Gegenwind Nr. 315 - Dezember 2014
Politik und Kultur in Schleswig-Holstein

Krieg & Frieden
Cyberkrieg im Informationszeitalter

Von Ralf Cüppers



Die jetzt für die Bundeswehr geplanten Kampfdrohnen, die in Jagel stationiert werden sollen, sind nur ein Baustein einer auf elektronischer Kommunikation und Datenverbindung gestützten Militärtechnologie mit dem Fachbegriff Network-Centric Warfare (Netzwerkzentrierte Kriegsführung).


Die Bundeswehr nennt ihr Konzept Vernetzte Operationsführung.

Mit der Vernetzten Operationsführung soll eine Steigerung der militärischen Kampfstärke gegenüber der konventionellen Kriegsführung erreicht werden. Dies geschieht durch die Vernetzung aller relevanten Bestandteile. Die elektronische Funkaufklärung der Elektronischen Kampfführung wird mit auf Datenerfassung und Datenverarbeitung gestützter Informatik und den entsprechenden Kriegswaffen, zum Beispiel Kampfflugzeugen und Kampfdrohnen verbunden.

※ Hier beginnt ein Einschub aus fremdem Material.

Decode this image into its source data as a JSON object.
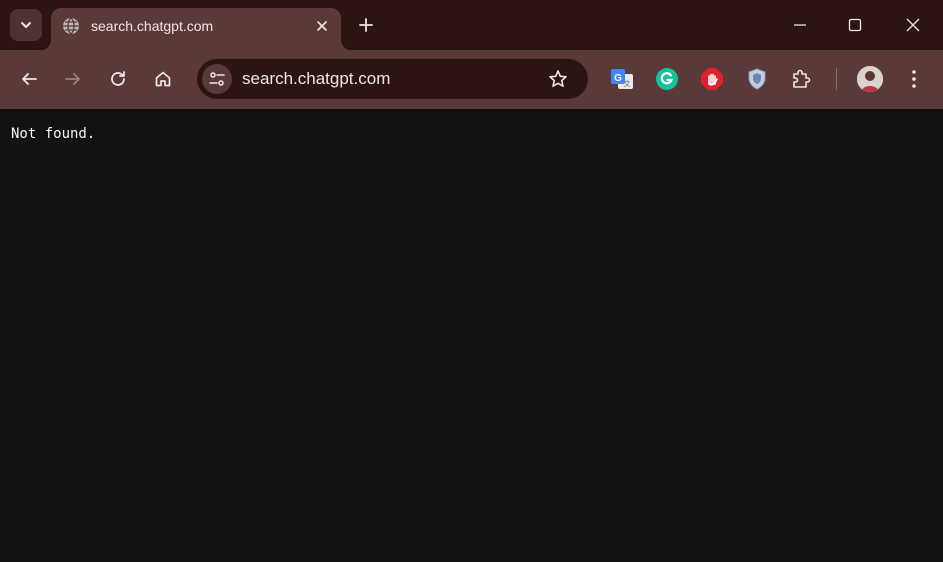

Durch diese Vernetzung können die bisherigen Begrenzungen der militärischen Reichweite im Einsatzgebiet überwunden werden, die Genauigkeit der Informationen verbessert werden und militärische Reaktionsgeschwindigkeiten erhöht werden. Die digitale Datenübertragung ermöglicht eine Verteilung von Informationen fast ohne Zeit- und Qualitätsverlust. Um Datenverbindungen mit großer Bandbreite zur Verfügung zu haben, die für die Vielzahl der militärischen Operationen umsetzbar sind, ist die Aufrüstung mit Satelliten mit hohen militärischen Beschaffungskosten erforderlich.

Die Informationsüberlastung, die eine Folge des Verbundsystems ist, soll durch die Installierung von Wissensmanagementsystemen und "künstlicher Intelligenz" vermieden werden, deren Aufgabe es ist, Informationsflut in Wissen umzuwandeln und entsprechend zu verteilen.

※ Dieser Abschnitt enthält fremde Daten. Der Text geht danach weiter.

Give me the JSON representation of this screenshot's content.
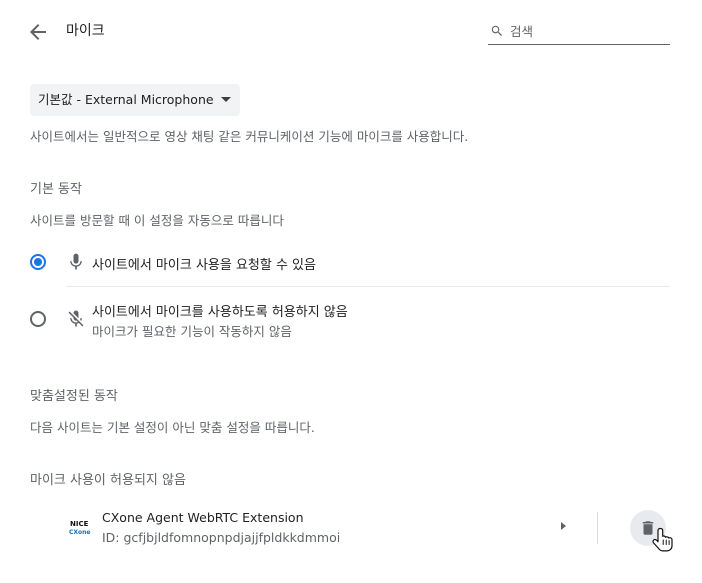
{
  "header": {
    "back_icon": "arrow-back-icon",
    "title": "마이크",
    "search_icon": "search-icon",
    "search_placeholder": "검색",
    "search_value": ""
  },
  "device": {
    "selected": "기본값 - External Microphone"
  },
  "intro_text": "사이트에서는 일반적으로 영상 채팅 같은 커뮤니케이션 기능에 마이크를 사용합니다.",
  "default_behavior": {
    "heading": "기본 동작",
    "description": "사이트를 방문할 때 이 설정을 자동으로 따릅니다",
    "options": [
      {
        "label": "사이트에서 마이크 사용을 요청할 수 있음",
        "sublabel": "",
        "icon": "mic-icon",
        "checked": true
      },
      {
        "label": "사이트에서 마이크를 사용하도록 허용하지 않음",
        "sublabel": "마이크가 필요한 기능이 작동하지 않음",
        "icon": "mic-off-icon",
        "checked": false
      }
    ]
  },
  "custom_behavior": {
    "heading": "맞춤설정된 동작",
    "description": "다음 사이트는 기본 설정이 아닌 맞춤 설정을 따릅니다.",
    "blocked_heading": "마이크 사용이 허용되지 않음",
    "blocked_sites": [
      {
        "name": "CXone Agent WebRTC Extension",
        "id": "ID: gcfjbjldfomnopnpdjajjfpldkkdmmoi",
        "logo_text_top": "NICE",
        "logo_text_bottom": "CXone",
        "delete_icon": "trash-icon"
      }
    ]
  },
  "colors": {
    "accent": "#1a73e8",
    "text_primary": "#202124",
    "text_secondary": "#5f6368"
  }
}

Diese Militärtechnologie umfaßt auch die Optronik, eine lasergestützte 3-D-Darstellung von feindlichen Operationsgebieten und militärischen Zielen. Sie kann dazu benutzt werden, dem militärischen Gegner scheinbare Ziele zu präsentieren und den militärischen Gegner durch die Vorgabe falscher Ziele oder falscher Mannschaftsstärke zu täuschen, um die Waffenwirkung des militärischen Gegners zu reduzieren. Sie kann aber auch dazu verwendet werden, der Öffentlichkeit Szenarien vorzuspielen, die so nicht stattgefunden haben oder auch gar nicht stattgefunden haben können.

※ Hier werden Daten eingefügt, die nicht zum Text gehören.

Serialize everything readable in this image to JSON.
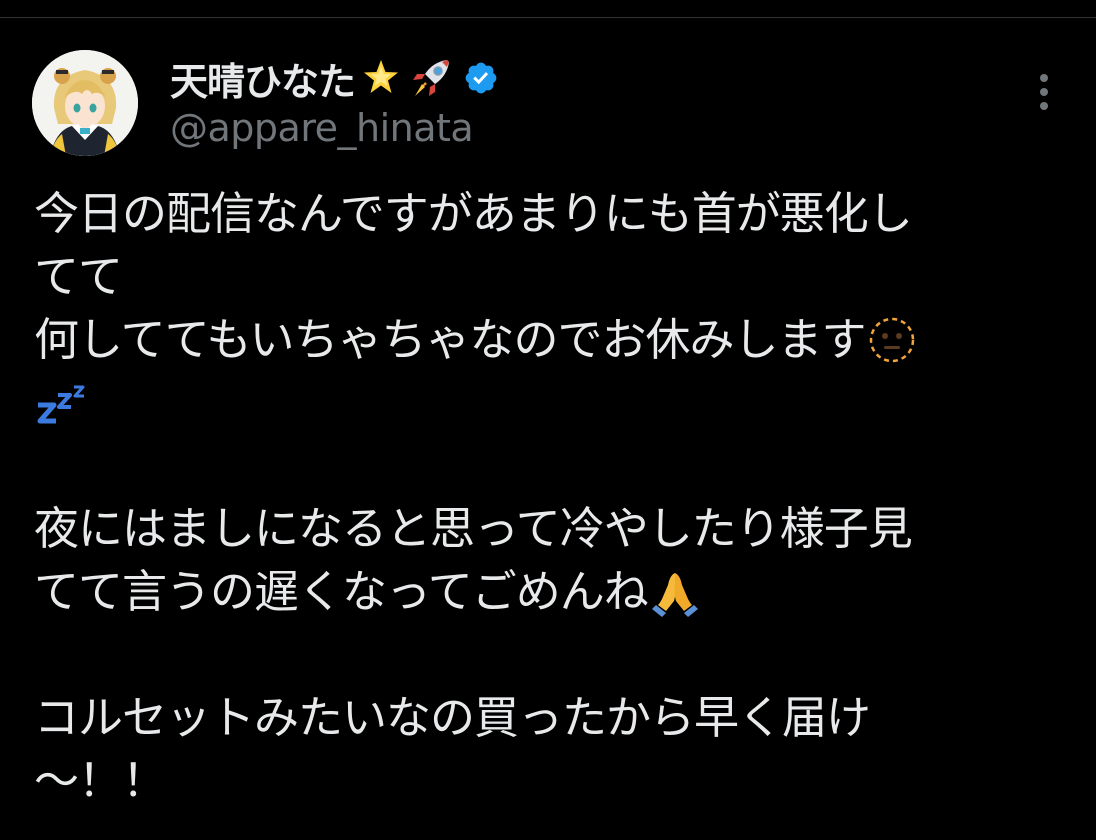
{
  "tweet": {
    "display_name": "天晴ひなた",
    "handle": "@appare_hinata",
    "name_emojis": [
      "glowing-star",
      "rocket"
    ],
    "verified": true,
    "lines": [
      "今日の配信なんですがあまりにも首が悪化し",
      "てて",
      "何しててもいちゃちゃなのでお休みします",
      "",
      "",
      "夜にはましになると思って冷やしたり様子見",
      "てて言うの遅くなってごめんね",
      "",
      "コルセットみたいなの買ったから早く届け",
      "〜！！"
    ],
    "line_emojis": {
      "line3": "dotted-line-face",
      "line4": "zzz",
      "line7": "folded-hands"
    }
  },
  "colors": {
    "background": "#000000",
    "text": "#e7e9ea",
    "secondary": "#71767b",
    "verified": "#1d9bf0",
    "divider": "#2f3336"
  }
}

An militärischen Beispielen kann erläutert werden, wie sich durch die Vernetzung der unterschiedlichen Systeme und Methoden die militärische Reichweite, die Genauigkeit und die militärische Reaktionsgeschwindigkeit erhöhen:

Ein Soldat verfügt über seine menschlichen Sinnesorgane zur Aufnahme von Informationen über seine Umgebung. Er kann sie mit Hilfe einer Funkverbindung oder einer Datenverbindung mit anderen Soldaten erweitern. Mit dem Einsatz aller verfügbaren elektronischen und digitalen Möglichkeiten kann er auf die Sinneswahrnehmung vieler anderer Soldaten außerhalb seiner beschränkten Reichweite zurückgreifen. So können sich alle Soldaten im Einsatzgebiet in das Blickfeld eines anderen Soldaten einblenden. Durch die enge Vernetzung in nahezu Echtzeit würden die Soldaten zu einer kollektiv agierenden Entität verschmelzen. So können sie ihre Entscheidungen und militärischen Handlungen aufeinander abstimmen. Eine Synchronisation aller Beteiligten kann erreicht werden, so daß eine schnellere militärische Reaktion erfolgt.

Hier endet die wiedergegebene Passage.